Subject:XSD validation scalability issue Author:Yitzhak Khabinsky Date:04 Dec 2012 10:57 AM Originally Posted: 04 Dec 2012 10:40 AM
Hello,
My environment:
• SS X14 R2 Enterprise Suite build 1893h
• OS: Windows 7 64-bit
• RAM: 12 GB
• Java: Java 7 update 9
• Java Virtual machine parameters: -Xms8m -Xmx64m -Xdebug -Xnoagent -Xrunjdwp:transport=dt_socket,server=y,suspend=n,address=8000
I am trying to run XSD validation for 118 MB file size XML file.
Both Saxonica 9.4.0.6 and Java built-in validators producing an error.
My next step was to comment out 99.99% of the XML and re-run the XSD validation. Alas, the same outcome – XSD validation error.
It seems that the mentioned above XSD validators still loading even commented out nodes of the XML in the DOM.
Exception in thread "main" java.lang.reflect.InvocationTargetException
at sun.reflect.NativeMethodAccessorImpl.invoke0(Native Method)

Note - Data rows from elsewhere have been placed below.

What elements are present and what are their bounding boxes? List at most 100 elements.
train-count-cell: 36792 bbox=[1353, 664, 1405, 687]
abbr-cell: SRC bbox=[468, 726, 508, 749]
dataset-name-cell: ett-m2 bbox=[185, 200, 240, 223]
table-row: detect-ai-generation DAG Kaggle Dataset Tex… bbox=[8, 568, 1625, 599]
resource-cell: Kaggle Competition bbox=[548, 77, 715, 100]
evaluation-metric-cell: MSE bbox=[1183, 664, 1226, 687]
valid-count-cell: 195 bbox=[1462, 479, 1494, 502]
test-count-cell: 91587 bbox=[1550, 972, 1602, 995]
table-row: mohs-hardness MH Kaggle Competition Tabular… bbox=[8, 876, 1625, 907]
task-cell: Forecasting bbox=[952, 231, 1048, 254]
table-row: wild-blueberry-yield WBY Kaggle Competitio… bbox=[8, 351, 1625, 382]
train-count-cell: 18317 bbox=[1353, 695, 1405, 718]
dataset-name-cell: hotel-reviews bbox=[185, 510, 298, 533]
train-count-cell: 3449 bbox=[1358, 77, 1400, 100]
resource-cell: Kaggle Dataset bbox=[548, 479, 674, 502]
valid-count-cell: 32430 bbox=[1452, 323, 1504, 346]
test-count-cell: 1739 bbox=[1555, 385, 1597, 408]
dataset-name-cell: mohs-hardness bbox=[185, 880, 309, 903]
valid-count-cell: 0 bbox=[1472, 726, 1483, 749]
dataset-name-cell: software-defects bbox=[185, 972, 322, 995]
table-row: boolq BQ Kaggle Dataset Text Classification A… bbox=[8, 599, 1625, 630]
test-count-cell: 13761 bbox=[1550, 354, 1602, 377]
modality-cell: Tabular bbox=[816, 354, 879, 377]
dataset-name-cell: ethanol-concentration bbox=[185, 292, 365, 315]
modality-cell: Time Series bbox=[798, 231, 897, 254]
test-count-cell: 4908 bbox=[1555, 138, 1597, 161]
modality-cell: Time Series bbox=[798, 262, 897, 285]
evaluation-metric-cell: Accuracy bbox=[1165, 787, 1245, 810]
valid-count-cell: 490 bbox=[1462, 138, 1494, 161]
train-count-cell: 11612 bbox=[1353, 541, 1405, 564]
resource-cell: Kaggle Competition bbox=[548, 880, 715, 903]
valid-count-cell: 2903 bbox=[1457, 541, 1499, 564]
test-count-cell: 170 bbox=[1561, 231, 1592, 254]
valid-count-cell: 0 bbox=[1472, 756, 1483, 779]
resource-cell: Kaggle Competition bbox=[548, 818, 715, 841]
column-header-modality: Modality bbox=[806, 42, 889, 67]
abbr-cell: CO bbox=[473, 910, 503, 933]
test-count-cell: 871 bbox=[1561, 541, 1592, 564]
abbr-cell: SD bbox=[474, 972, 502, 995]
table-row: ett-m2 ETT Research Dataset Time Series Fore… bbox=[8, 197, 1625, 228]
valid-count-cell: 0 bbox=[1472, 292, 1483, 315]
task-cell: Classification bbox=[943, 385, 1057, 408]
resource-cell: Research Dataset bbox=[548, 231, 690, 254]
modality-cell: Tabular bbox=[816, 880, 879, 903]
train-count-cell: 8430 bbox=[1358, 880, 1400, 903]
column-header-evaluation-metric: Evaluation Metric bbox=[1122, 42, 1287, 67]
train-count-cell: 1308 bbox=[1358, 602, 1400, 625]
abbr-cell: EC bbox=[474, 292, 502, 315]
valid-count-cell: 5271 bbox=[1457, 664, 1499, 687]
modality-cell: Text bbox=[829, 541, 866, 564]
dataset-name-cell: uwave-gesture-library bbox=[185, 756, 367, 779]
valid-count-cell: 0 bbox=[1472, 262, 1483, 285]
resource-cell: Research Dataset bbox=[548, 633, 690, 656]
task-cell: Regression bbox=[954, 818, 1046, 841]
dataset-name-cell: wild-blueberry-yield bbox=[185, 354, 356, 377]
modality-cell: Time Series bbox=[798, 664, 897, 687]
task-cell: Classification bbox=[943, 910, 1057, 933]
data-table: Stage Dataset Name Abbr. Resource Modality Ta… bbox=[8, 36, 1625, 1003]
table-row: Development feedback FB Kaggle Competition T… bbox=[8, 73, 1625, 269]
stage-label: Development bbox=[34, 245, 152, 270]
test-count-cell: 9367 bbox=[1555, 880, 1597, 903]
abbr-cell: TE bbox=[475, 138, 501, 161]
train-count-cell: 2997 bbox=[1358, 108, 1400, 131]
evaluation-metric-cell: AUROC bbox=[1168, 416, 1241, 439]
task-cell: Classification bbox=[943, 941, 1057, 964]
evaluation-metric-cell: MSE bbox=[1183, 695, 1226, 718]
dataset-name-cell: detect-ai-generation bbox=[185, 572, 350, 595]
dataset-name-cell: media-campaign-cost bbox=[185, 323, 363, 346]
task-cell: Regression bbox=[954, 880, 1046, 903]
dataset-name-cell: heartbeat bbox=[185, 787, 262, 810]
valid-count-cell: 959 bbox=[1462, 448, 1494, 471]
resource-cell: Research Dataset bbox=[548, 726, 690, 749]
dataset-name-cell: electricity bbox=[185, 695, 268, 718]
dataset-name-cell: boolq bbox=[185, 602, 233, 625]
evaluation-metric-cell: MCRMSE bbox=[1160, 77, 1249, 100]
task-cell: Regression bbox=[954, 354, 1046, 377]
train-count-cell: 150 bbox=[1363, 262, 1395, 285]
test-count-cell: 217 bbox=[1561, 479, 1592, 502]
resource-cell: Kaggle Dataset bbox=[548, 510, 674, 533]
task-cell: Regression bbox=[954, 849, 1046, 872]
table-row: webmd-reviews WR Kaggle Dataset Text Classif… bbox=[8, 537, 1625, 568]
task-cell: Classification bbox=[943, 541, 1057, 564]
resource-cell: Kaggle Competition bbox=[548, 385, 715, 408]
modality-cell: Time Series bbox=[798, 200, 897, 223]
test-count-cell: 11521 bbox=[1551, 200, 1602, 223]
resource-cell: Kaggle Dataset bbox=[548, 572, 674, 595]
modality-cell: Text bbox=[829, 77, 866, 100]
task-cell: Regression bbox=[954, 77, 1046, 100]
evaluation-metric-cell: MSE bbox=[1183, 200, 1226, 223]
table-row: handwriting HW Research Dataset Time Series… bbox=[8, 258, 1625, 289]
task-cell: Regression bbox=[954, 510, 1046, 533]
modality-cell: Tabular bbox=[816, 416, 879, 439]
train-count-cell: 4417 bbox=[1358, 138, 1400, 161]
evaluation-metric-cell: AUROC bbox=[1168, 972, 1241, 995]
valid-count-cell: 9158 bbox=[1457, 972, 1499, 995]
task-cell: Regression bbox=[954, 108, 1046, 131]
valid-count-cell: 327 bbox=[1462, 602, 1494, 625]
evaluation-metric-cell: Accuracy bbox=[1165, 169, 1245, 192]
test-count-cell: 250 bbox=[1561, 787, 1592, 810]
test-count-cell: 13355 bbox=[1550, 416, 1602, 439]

at sun.reflect.NativeMethodAccessorImpl.invoke(Unknown Source)
at sun.reflect.DelegatingMethodAccessorImpl.invoke(Unknown Source)
at java.lang.reflect.Method.invoke(Unknown Source)
at com.stylusstudio.debugger.saxon.Validate.main(Validate.java:93)
Caused by: java.lang.OutOfMemoryError: Java heap space
at com.sun.org.apache.xerces.internal.util.XMLStringBuffer.append(Unknown Source)
at com.sun.org.apache.xerces.internal.impl.XMLEntityScanner.scanData(Unknown Source)
at com.sun.org.apache.xerces.internal.impl.XMLScanner.scanComment(Unknown Source)
at com.sun.org.apache.xerces.internal.impl.XMLDocumentFragmentScannerImpl.scanComment(Unknown Source)
at com.sun.org.apache.xerces.internal.impl.XMLDocumentFragmentScannerImpl$FragmentContentDriver.next(Unknown Source)
at com.sun.org.apache.xerces.internal.impl.XMLDocumentScannerImpl.next(Unknown Source)
at com.sun.org.apache.xerces.internal.impl.XMLNSDocumentScannerImpl.next(Unknown Source)
at com.sun.org.apache.xerces.internal.impl.XMLDocumentFragmentScannerImpl.scanDocument(Unknown Source)
at com.sun.org.apache.xerces.internal.parsers.XML11Configuration.parse(Unknown Source)
at com.sun.org.apache.xerces.internal.parsers.XML11Configuration.parse(Unknown Source)
at com.sun.org.apache.xerces.internal.parsers.XMLParser.parse(Unknown Source)
at com.sun.org.apache.xerces.internal.parsers.AbstractSAXParser.parse(Unknown Source)
at com.sun.org.apache.xerces.internal.jaxp.SAXParserImpl$JAXPSAXParser.parse(Unknown Source)
at net.sf.saxon.event.Sender.sendSAXSource(Sender.java:405)
at net.sf.saxon.event.Sender.send(Sender.java:152)
at com.saxonica.Validate.processFile(Validate.java:514)
at com.saxonica.Validate.doValidate(Validate.java:347)
at com.saxonica.Validate.main(Validate.java:62)
... 5 more
P.S. I prefer to use Saxonica validator because of its detailed validation information
Subject:XSD validation scalability issue Author:Ivan Pedruzzi Date:20 Jan 2013 12:33 AM
The out of memory error was caused by a very large section of the XML document that was inside a comment. Saxon validates using a SAX filter which materializes comments as text nodes in memory.